Ein Jahr später ist in Sachsen Landtagswahl. Die PDS, deren Wähler langsam vergreisen, plant einen eigenen Jugendwahlkampf. Michael Leutert organisiert ihn, der mit seinen 24 Jahren schon seit sieben Jahren Genosse ist und in seiner Heimatstadt Mittweida einen Jugendverein betreibt, dem die Nazis regelmäßig die Fenster einschlagen. Die jungen Wilden der sächsischen PDS setzen durch, dass vier Kandidaten unter 30 Jahren auf aussichtsreiche Listenplätze kommen – ein Putsch gegen die Alten.
Drei Plätze sind bereits gesetzt: Michael Leutert, Falk Neubert und die Leipziger Studentenaktivistin Heike Werner. Nun wird noch eine Frau gesucht. Neubert schlägt Kipping vor.

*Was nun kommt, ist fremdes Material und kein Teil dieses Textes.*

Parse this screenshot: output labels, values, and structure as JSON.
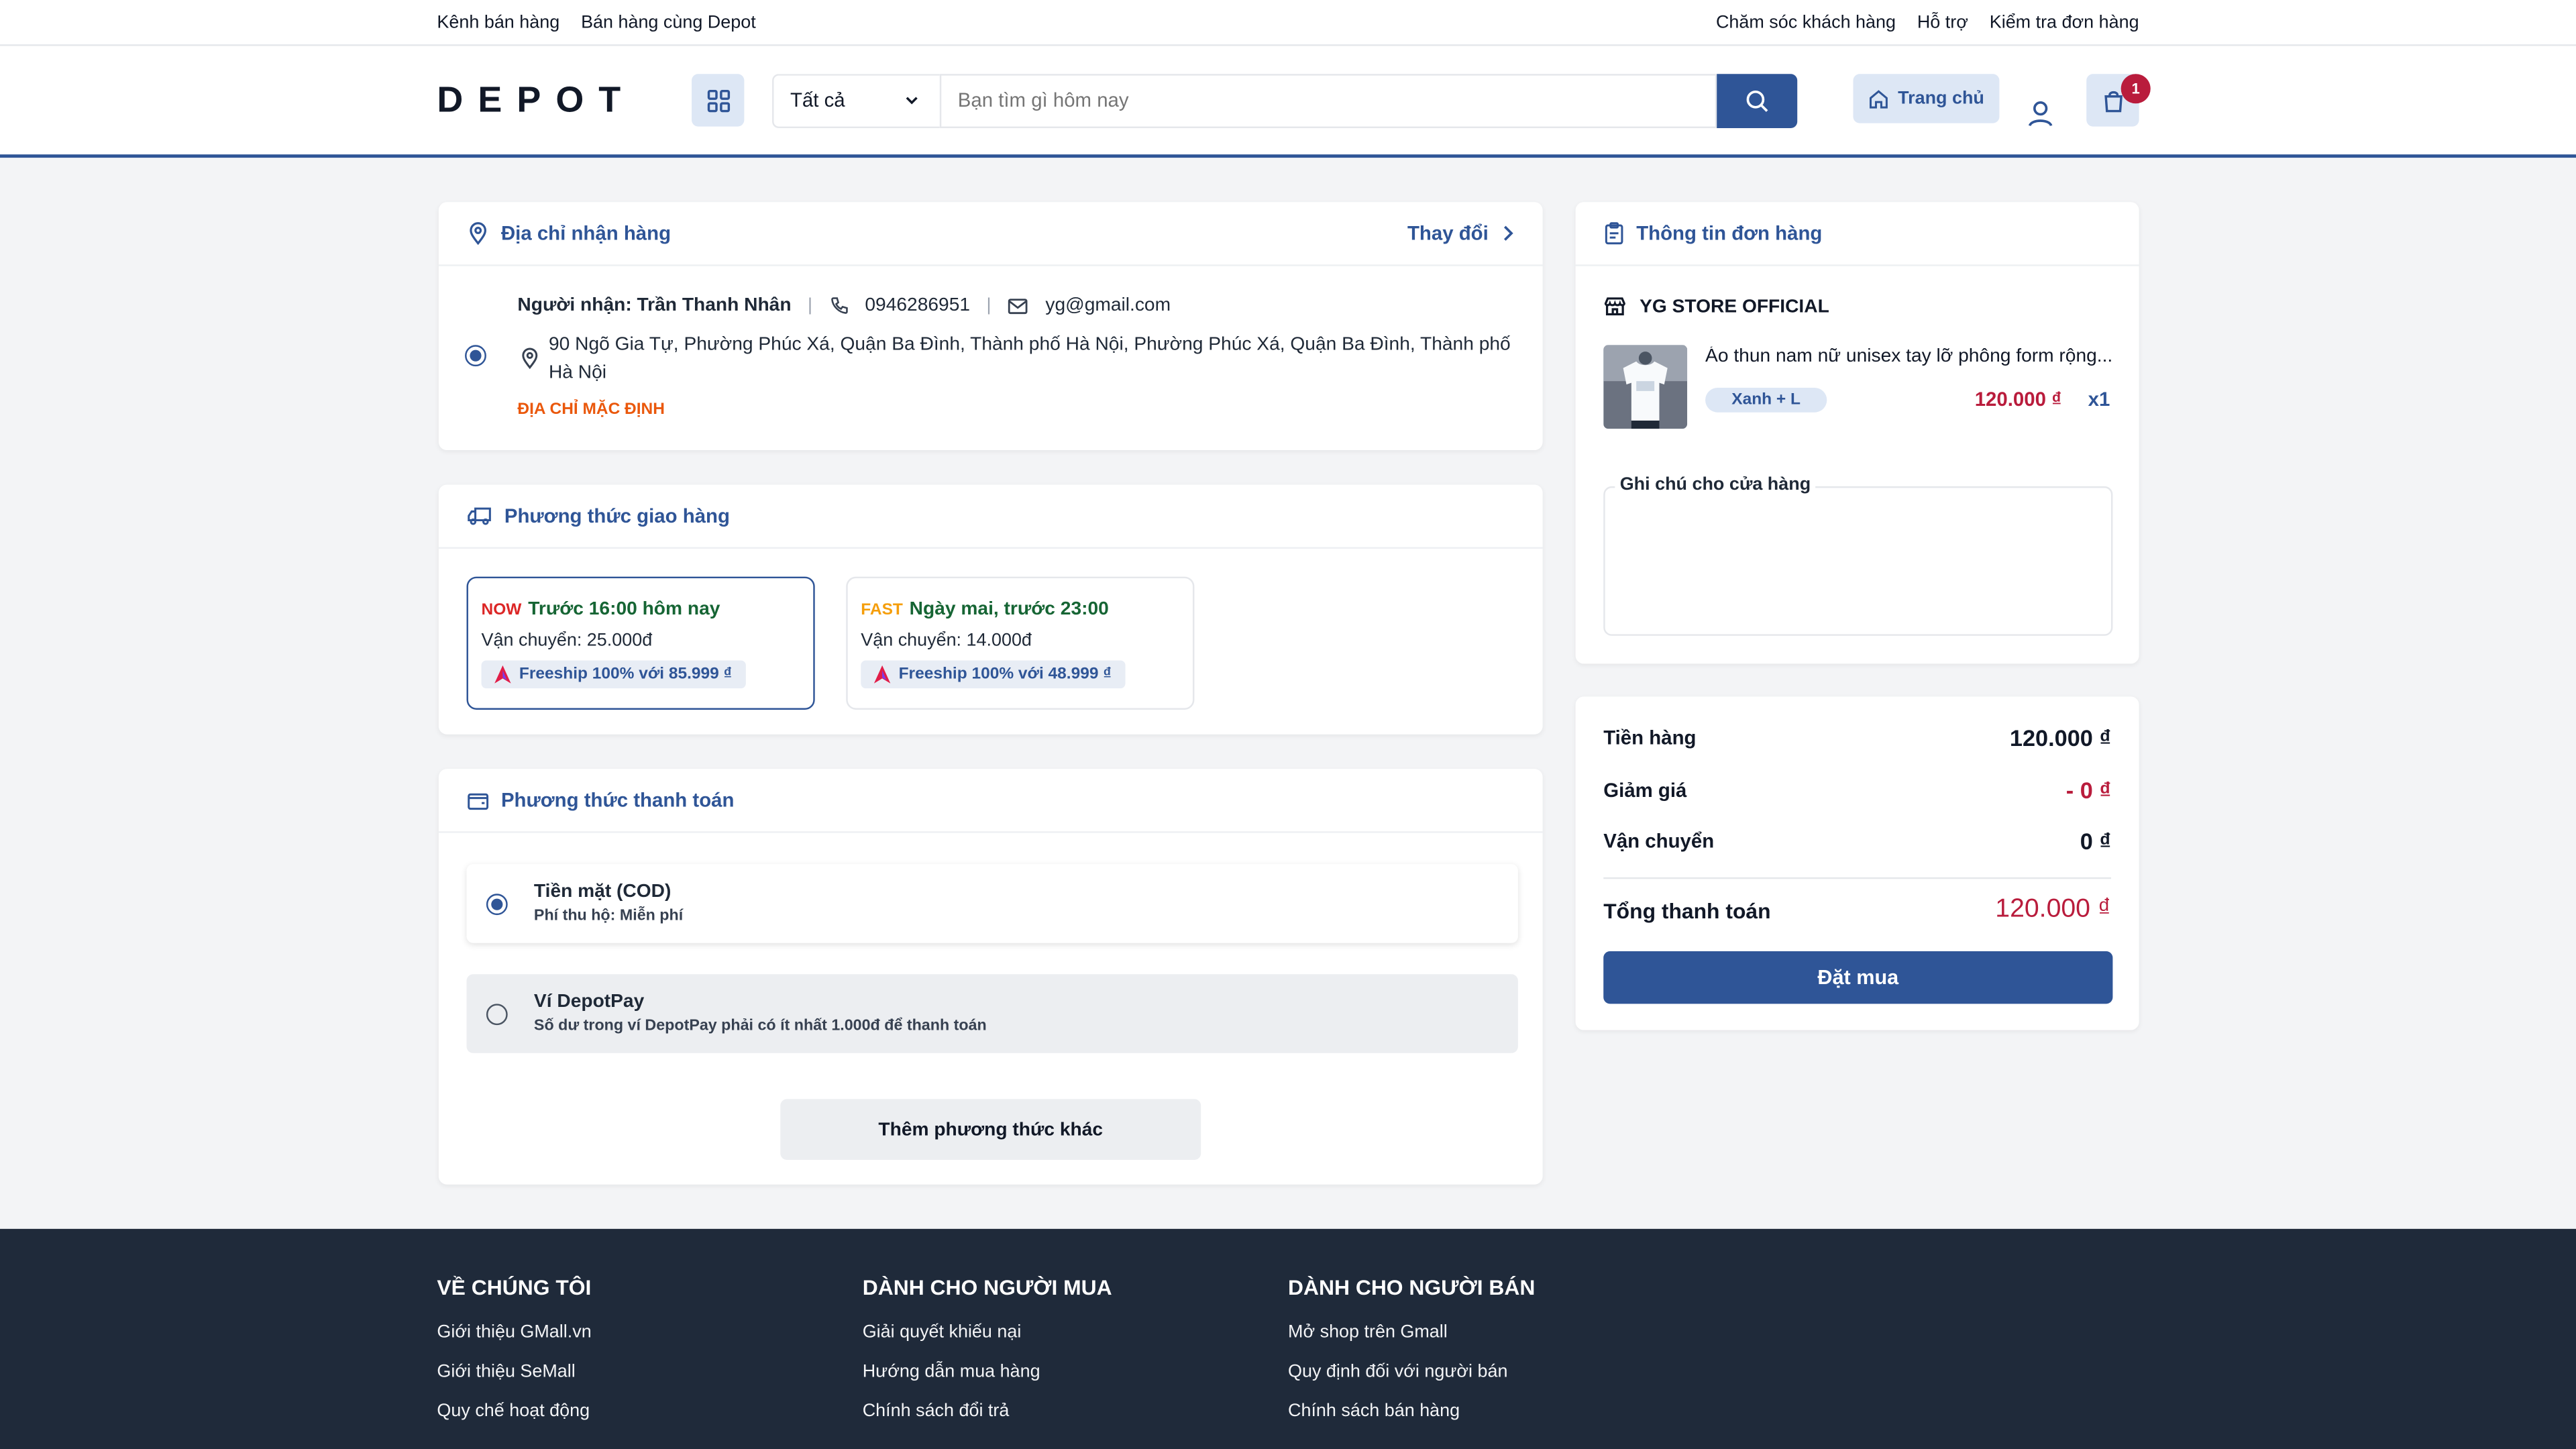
{
  "topbar": {
    "left": [
      "Kênh bán hàng",
      "Bán hàng cùng Depot"
    ],
    "right": [
      "Chăm sóc khách hàng",
      "Hỗ trợ",
      "Kiểm tra đơn hàng"
    ]
  },
  "header": {
    "logo": "DEPOT",
    "category_select": "Tất cả",
    "search_placeholder": "Bạn tìm gì hôm nay",
    "home_label": "Trang chủ",
    "cart_count": "1"
  },
  "address": {
    "title": "Địa chỉ nhận hàng",
    "change": "Thay đổi",
    "recipient": "Người nhận: Trần Thanh Nhân",
    "phone": "0946286951",
    "email": "yg@gmail.com",
    "line1": "90 Ngõ Gia Tự, Phường Phúc Xá, Quận Ba Đình, Thành phố Hà Nội, Phường Phúc Xá, Quận Ba Đình, Thành phố",
    "line2": "Hà Nội",
    "default_tag": "ĐỊA CHỈ MẶC ĐỊNH"
  },
  "shipping": {
    "title": "Phương thức giao hàng",
    "options": [
      {
        "tag": "NOW",
        "tag_color": "#dc2626",
        "title": "Trước 16:00 hôm nay",
        "fee": "Vận chuyển: 25.000đ",
        "freeship": "Freeship 100% với 85.999 ₫",
        "selected": true
      },
      {
        "tag": "FAST",
        "tag_color": "#f59e0b",
        "title": "Ngày mai, trước 23:00",
        "fee": "Vận chuyển: 14.000đ",
        "freeship": "Freeship 100% với 48.999 ₫",
        "selected": false
      }
    ]
  },
  "payment": {
    "title": "Phương thức thanh toán",
    "options": [
      {
        "title": "Tiền mặt (COD)",
        "sub": "Phí thu hộ: Miễn phí",
        "selected": true
      },
      {
        "title": "Ví DepotPay",
        "sub": "Số dư trong ví DepotPay phải có ít nhất 1.000đ để thanh toán",
        "selected": false
      }
    ],
    "more": "Thêm phương thức khác"
  },
  "order": {
    "title": "Thông tin đơn hàng",
    "store": "YG STORE OFFICIAL",
    "product_name": "Áo thun nam nữ unisex tay lỡ phông form rộng...",
    "variant": "Xanh + L",
    "price": "120.000 ₫",
    "qty": "x1",
    "note_label": "Ghi chú cho cửa hàng"
  },
  "summary": {
    "rows": [
      {
        "label": "Tiền hàng",
        "value": "120.000 ₫"
      },
      {
        "label": "Giảm giá",
        "value": "- 0 ₫"
      },
      {
        "label": "Vận chuyển",
        "value": "0 ₫"
      }
    ],
    "total_label": "Tổng thanh toán",
    "total_value": "120.000 ₫",
    "order_button": "Đặt mua"
  },
  "footer": {
    "cols": [
      {
        "title": "VỀ CHÚNG TÔI",
        "items": [
          "Giới thiệu GMall.vn",
          "Giới thiệu SeMall",
          "Quy chế hoạt động"
        ]
      },
      {
        "title": "DÀNH CHO NGƯỜI MUA",
        "items": [
          "Giải quyết khiếu nại",
          "Hướng dẫn mua hàng",
          "Chính sách đổi trả"
        ]
      },
      {
        "title": "DÀNH CHO NGƯỜI BÁN",
        "items": [
          "Mở shop trên Gmall",
          "Quy định đối với người bán",
          "Chính sách bán hàng"
        ]
      }
    ]
  },
  "colors": {
    "primary": "#2f5597",
    "accent_red": "#b91c3c",
    "default_tag": "#ea580c"
  }
}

In einem Café in der Nähe des Zwingers treffen sich Leutert, Neubert und Kipping im Januar 1999. „Sie war anders, mit ihren roten Haaren und den Tüchern im Haar. Sie war locker, sie wollte leben, sie wollte tanzen“, sagt Michael Leutert. Er ist beeindruckt von der Frau mit dem Hippie-Touch, die das alternative Dresden-Neustadt und nicht die barocke Altstadt verkörpert. Kipping und Leutert werden ein Paar. Und Kipping U-30 Kandidatin auf der Landesliste der PDS.
Mit zwei VW-Bussen voller Graffiti und einem roten Robur-Bus aus DDR-Beständen ziehen die Wahlkämpfer durch Sachsen, trinken abends Bier und übernachten in Schlafsäcken in den Geschäftsstellen der PDS.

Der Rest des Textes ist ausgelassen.